When successful and complete, job requests will yield a 200 OK HTTP response, the body of which will be a JSON-encoded representation of the requested job; the specifics of that representation vary based on the type of job that was requested.

If a job is still pending, job requests will yield a 202 Accepted response, and may include status information (e.g. a list of counts indicating how many files are yet to be processed in the course of a pdfQL query job).

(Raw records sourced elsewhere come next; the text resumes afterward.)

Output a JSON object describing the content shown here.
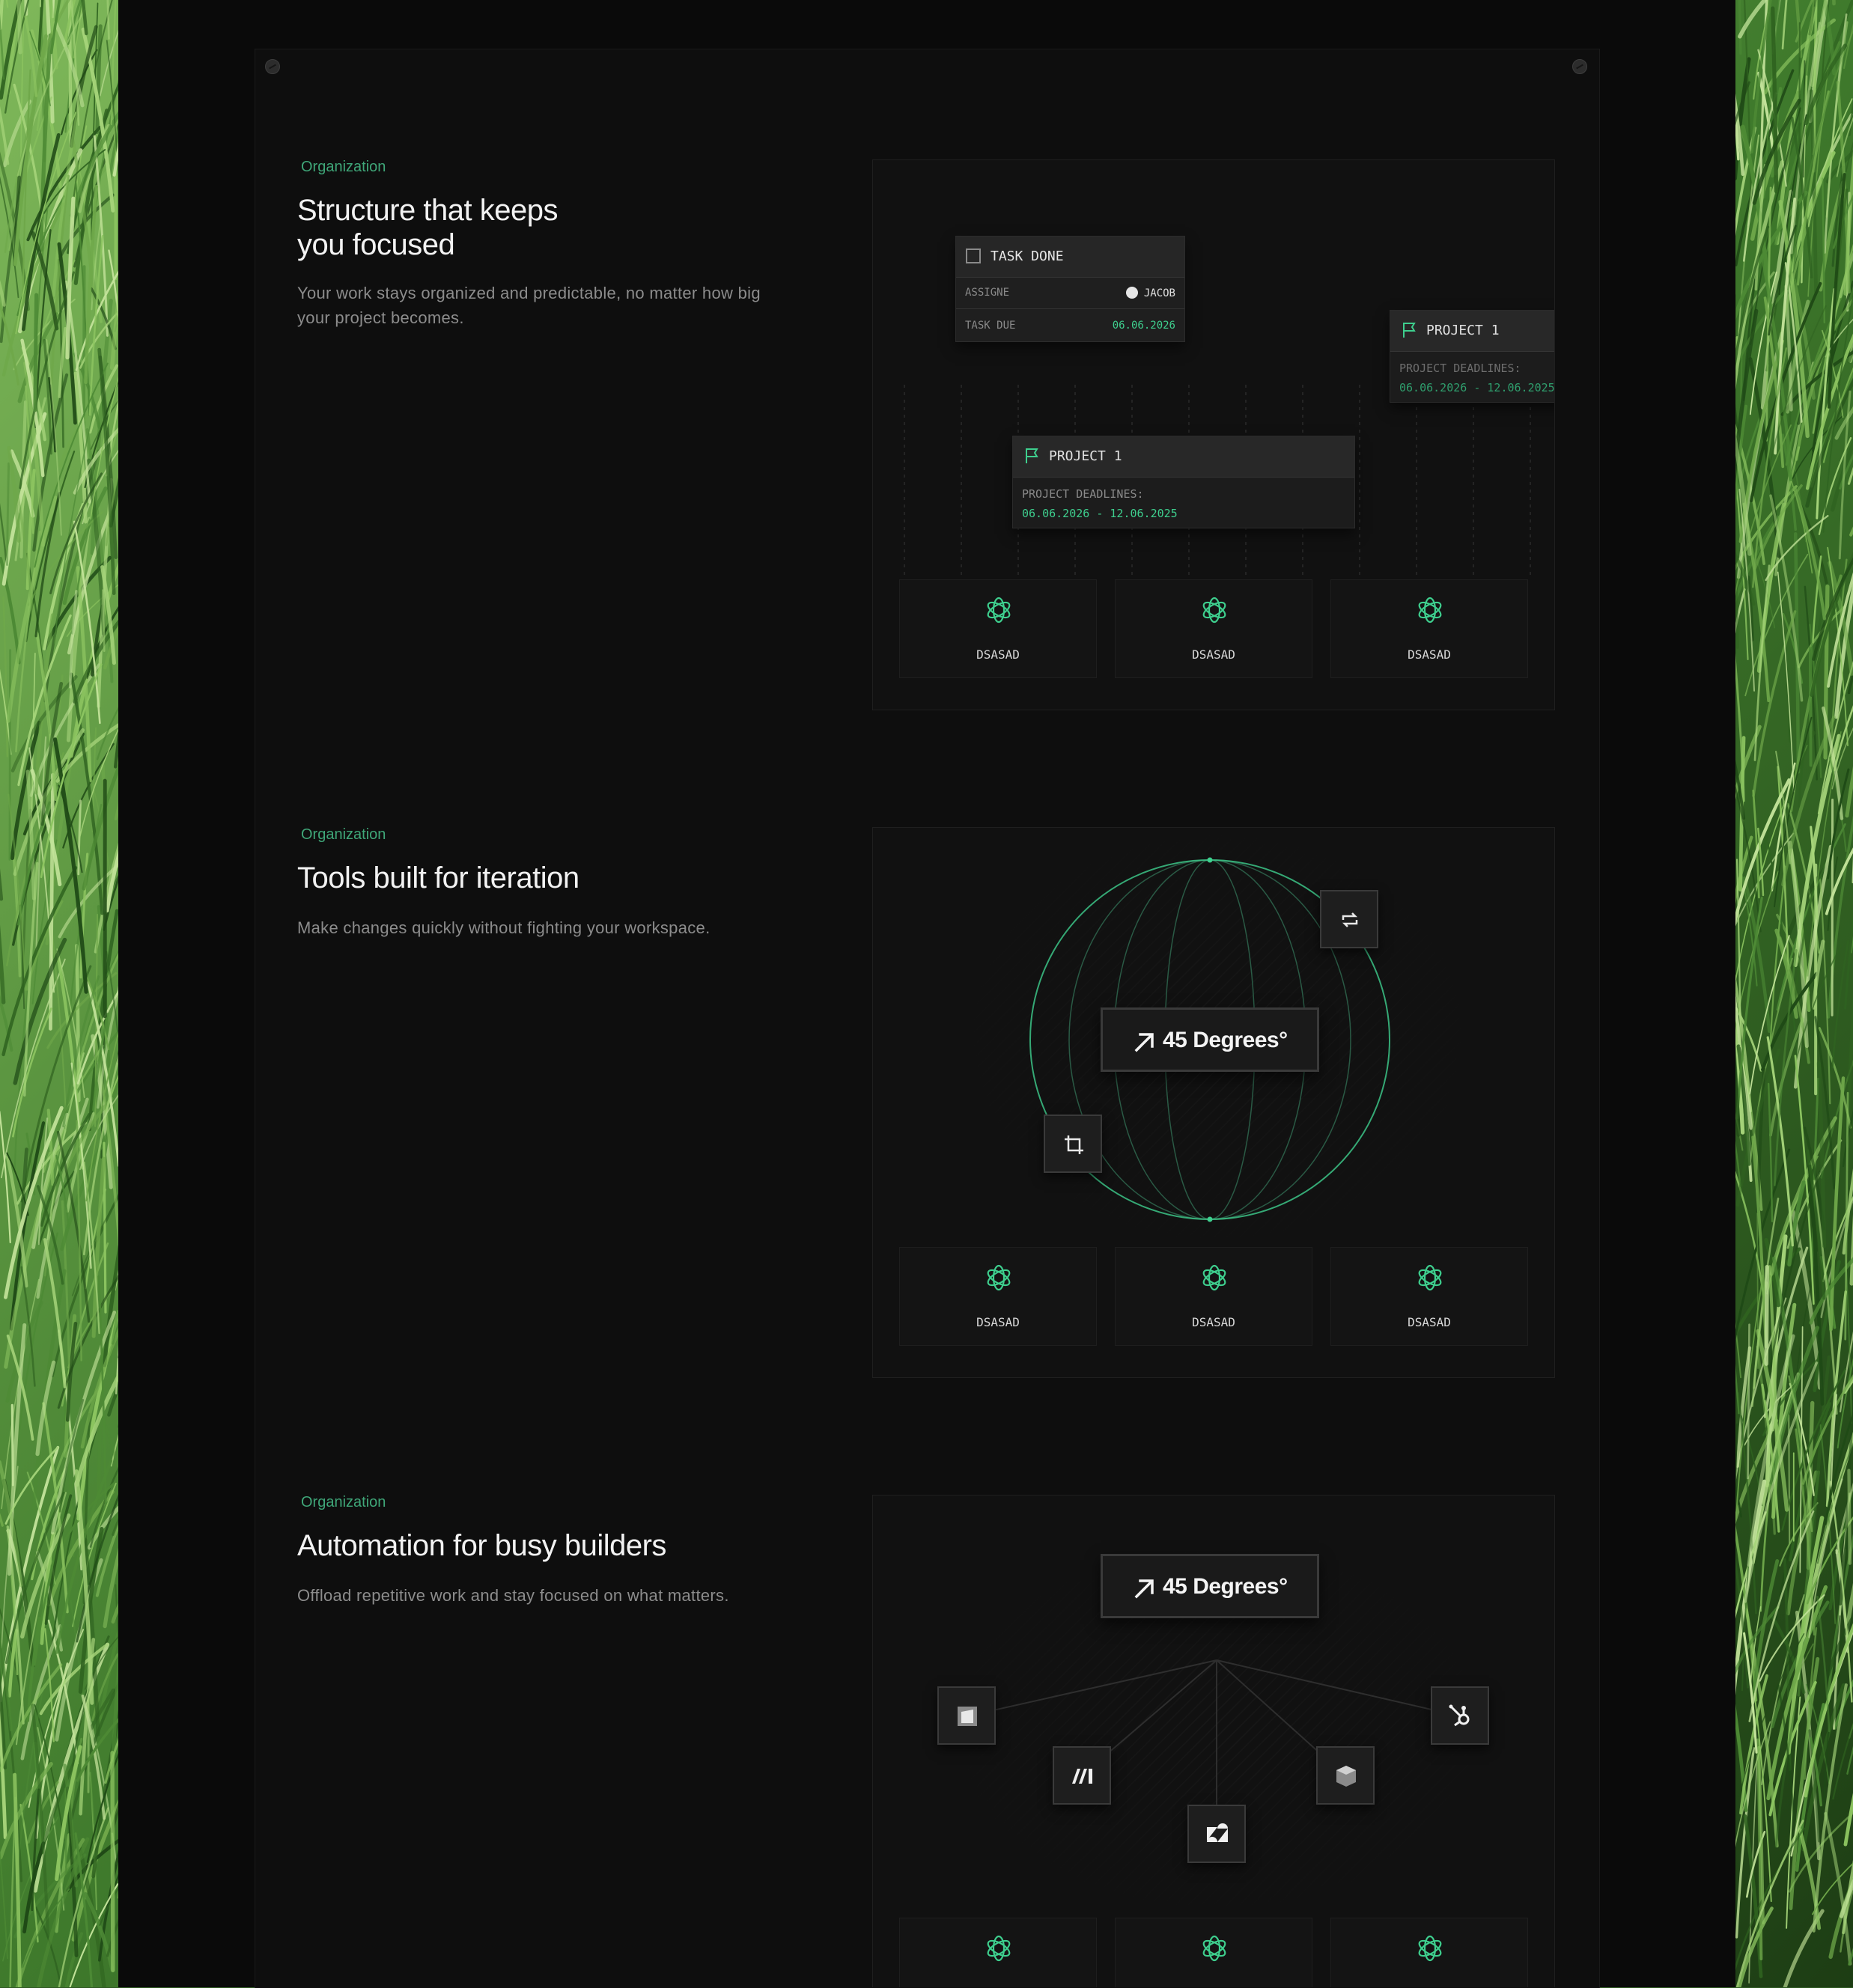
{
  "sections": [
    {
      "eyebrow": "Organization",
      "title_lines": [
        "Structure that keeps",
        "you focused"
      ],
      "description_lines": [
        "Your work stays organized and predictable, no matter how big",
        "your project becomes."
      ],
      "task_card": {
        "title": "TASK DONE",
        "assignee_label": "ASSIGNE",
        "assignee_value": "JACOB",
        "due_label": "TASK DUE",
        "due_value": "06.06.2026"
      },
      "project_cards": [
        {
          "title": "PROJECT 1",
          "deadline_label": "PROJECT DEADLINES:",
          "deadline_value": "06.06.2026 - 12.06.2025"
        },
        {
          "title": "PROJECT 1",
          "deadline_label": "PROJECT DEADLINES:",
          "deadline_value": "06.06.2026 - 12.06.2025"
        }
      ],
      "tiles": [
        "DSASAD",
        "DSASAD",
        "DSASAD"
      ]
    },
    {
      "eyebrow": "Organization",
      "title_lines": [
        "Tools built for iteration"
      ],
      "description_lines": [
        "Make changes quickly without fighting your workspace."
      ],
      "badge": "45 Degrees°",
      "icons": [
        "repeat-icon",
        "crop-icon"
      ],
      "tiles": [
        "DSASAD",
        "DSASAD",
        "DSASAD"
      ]
    },
    {
      "eyebrow": "Organization",
      "title_lines": [
        "Automation for busy builders"
      ],
      "description_lines": [
        "Offload repetitive work and stay focused on what matters."
      ],
      "badge": "45 Degrees°",
      "integrations": [
        "square-app-icon",
        "make-icon",
        "zendesk-icon",
        "box-icon",
        "hubspot-icon"
      ],
      "tiles": [
        "",
        "",
        ""
      ]
    }
  ],
  "colors": {
    "accent": "#3ecf8e",
    "eyebrow": "#3fa678",
    "background": "#0e0e0e"
  }
}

Example (query) job response

HTTP/1.1 200 OK
Content-Type: application/json
Content-Length: 214
 
{
  "id": "j6fbbdb41-26d9-49e3-89a1-20276903b596",
  "query_id": "q61432972-baaa-4829-ad41-d8ebbdb8a6cf",
  "name": "testquery-123",
  "results": {
    "solutions": [ { "data": [ "AZ", "AY", "AX" ], "score": 6 } ]
  }
}
  Common job attributes
id The unique ID of the requested job
name optional The name of the requested job

In addition to the common attributes above, specific types of job objects also contain additional attributes:

  Upload job attributes
files An array of file objects
  Completed query job attributes
query_id The ID of the pdfQL query applied to the PDF files in the job.
results A list of result objects, one per successfully-queried file.
  Pending query job attributes
query_id The ID of the pdfQL query applied to the PDF files in the job.
status A status object indicating the aggregate status of querying each of the source PDF files in the job.
  Result object
source An object indicating the file from which the result data was extracted, contains (file) id and (file) name attributes.
solutions A list of "solution" objects, each containing a data attribute that is a list of the data elements produced by the pdfQL query. The structure of those data elements is not documented here, as they can vary significantly depending on the structure and options specified by the pdfQL query; see our documentation of pdfQL itself elsewhere for details on this subject.
  Status object
waiting optional The number of files that have not yet been processed.
running optional The number of files currently being processed.
recovering optional  
timeout optional The number of files that could not be processed within the quota window associated with the owning account.
failed optional The number of files that produced hard failures upon querying.
done optional The number of files that have been successfully queried.